Over 220 people from more than 50 countries are converging on Ljubljana the week starting 24 October to share their experience of managing reproduction rights with world-class speakers at the IFRRO World Congress 2011 hosted by the Slovenian Organisation of Authors and Publishers for Reproduction Rights (SAZOR). During the week the International Federation of Reproduction Rights Organisations (IFRRO) will hold its Annual General Meeting and various other meetings including its Business Models Forum/International Seminar, which is open to the general public.
Copyright is at the top of the international agenda with governments, schools and universities and special interest groups, such as persons with print disabilities, asking for easier access to the world’s treasury of written and printed works. IFRRO and its members recognise the importance of providing legal access to copyright creative works that rewards the creator while delivering service to the consumer. It fosters partnerships between stakeholders to ensure a flexible service within the ever-changing digital world, promoting dialogue and negotiation to meet the varied needs of different geographies and interest groups within the framework of international copyright law. The IFRRO World Congress, held from 24 to 27 October 2011 at the Grand Hotel Union in Ljubljana, will be an opportunity to discover how countries across the world provide access to copyright works while also learning about the particular concerns in the host country – Slovenia.

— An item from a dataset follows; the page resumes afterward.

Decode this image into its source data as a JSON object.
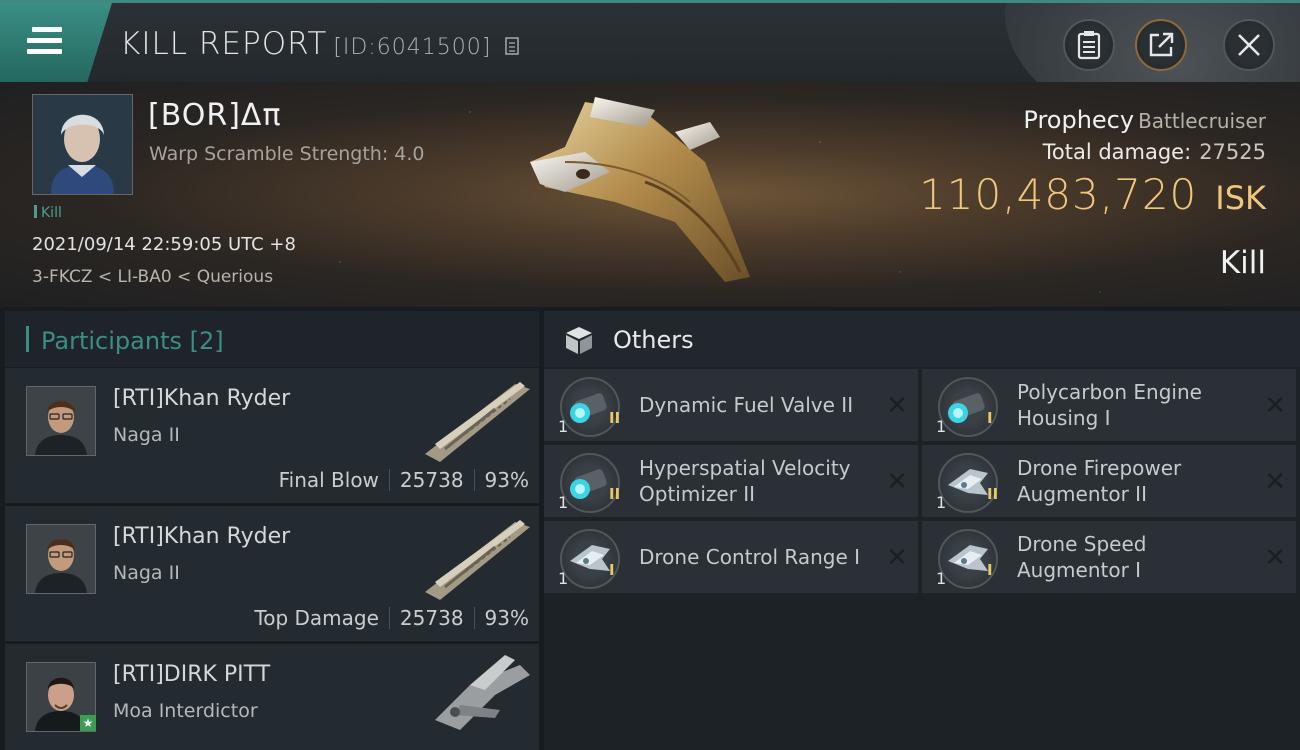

Highlight of the week will be the IFRRO Business Model Forum on Wednesday 26 October. The focus will be on licensing for education and speakers will include Juri Žurej Director of the Slovenian Intellectual Property Office; David Uwemedimo, Director Creators and Performers Support Division of the World Intellectual Property Organisation; Melissa Sabella, Head of Custom Database Publishing - Pearson Education and David Worlock, Co-Chair Outsell Inc. IFRRO member speakers include Frédéric Young of SACD and SCAM (for the authors) who signed the first licensing deal for authors in Europe with GOOGLE and Yngve Slettholm of KOPINOR (Norway) who negotiated the licensing of the Norwegian Library digitization programme – Bookshelf. Topics will range from the impact of courts and governments on educational licensing to the changes that new technologies have brought to the way that educational material is used
IFRRO is the main international body which links together members of the copyright community in the sphere of written works and images. Reproduction rights allow users to copy works that are under copyright. These rights are administered by Reproduction Rights Organisations (RROs) which represent the creators and publishers and help them ensure that their works are made available to the general public while rewarding their creative effort. Authors and publishers work jointly through IFRRO to find solutions to enable easy and convenient legal access to creative works in the text and image based sector – from academic treatises, through newspaper articles, novels and sheet music, to photographs, cartoons and illustrations. In particular RROs license large scale copying of works by educational institutes, government bodies and commercial enterprises. IFRRO is at the heart of rights management across the world. It has 131 members comprising 76 RROs and 55 authors’ and publishers’ organisations in some 70 countries worldwide.